The capability benchmarks show minimal degradation across most tasks. Heretic, the surgical rank-1 edit approach by p-e-w, retains the highest MMLU score (69.00 vs base 68.93) and improves GSM8K from 93.45 to 93.75. HauhauCS, which was recently exposed as a plagiarized fork of Heretic with all attribution stripped, shows slightly lower scores on GSM8K (92.57) and TruthfulQA (48.14 vs base 50.86). Weight analysis reveals that HauhauCS stacked additional third-party techniques on top of Heretic's core, introducing extra edit vectors that degrade certain capabilities. The findings underscore that while abliteration can effectively remove safety constraints, the choice of technique and implementation quality directly impact model performance.

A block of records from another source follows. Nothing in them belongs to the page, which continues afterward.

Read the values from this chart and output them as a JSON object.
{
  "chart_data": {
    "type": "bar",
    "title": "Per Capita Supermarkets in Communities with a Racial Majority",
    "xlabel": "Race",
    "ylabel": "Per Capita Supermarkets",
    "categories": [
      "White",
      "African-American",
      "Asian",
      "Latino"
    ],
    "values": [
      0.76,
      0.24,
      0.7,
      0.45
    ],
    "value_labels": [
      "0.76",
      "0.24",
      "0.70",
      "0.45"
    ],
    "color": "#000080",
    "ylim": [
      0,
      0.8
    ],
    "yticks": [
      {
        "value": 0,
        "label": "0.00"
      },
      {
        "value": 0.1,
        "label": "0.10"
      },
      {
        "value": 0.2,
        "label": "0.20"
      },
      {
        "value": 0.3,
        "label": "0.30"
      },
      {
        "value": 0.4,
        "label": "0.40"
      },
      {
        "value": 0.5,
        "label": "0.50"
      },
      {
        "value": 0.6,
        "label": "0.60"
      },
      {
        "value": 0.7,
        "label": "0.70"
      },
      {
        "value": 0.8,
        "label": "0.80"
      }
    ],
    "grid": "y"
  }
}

- All four abliteration techniques achieve 100% ASR on HarmBench, bypassing all safety refusals on GLM-4.7-Flash
- Heretic retains highest capability scores (MMLU 69.00, GSM8K 93.75) with minimal degradation
- HauhauCS exposed as plagiarized Heretic fork with additional stacked methods causing slight performance drops
Why It Matters
Abliteration research on MoE models shows safety can be bypassed with minimal capability loss, raising critical security concerns.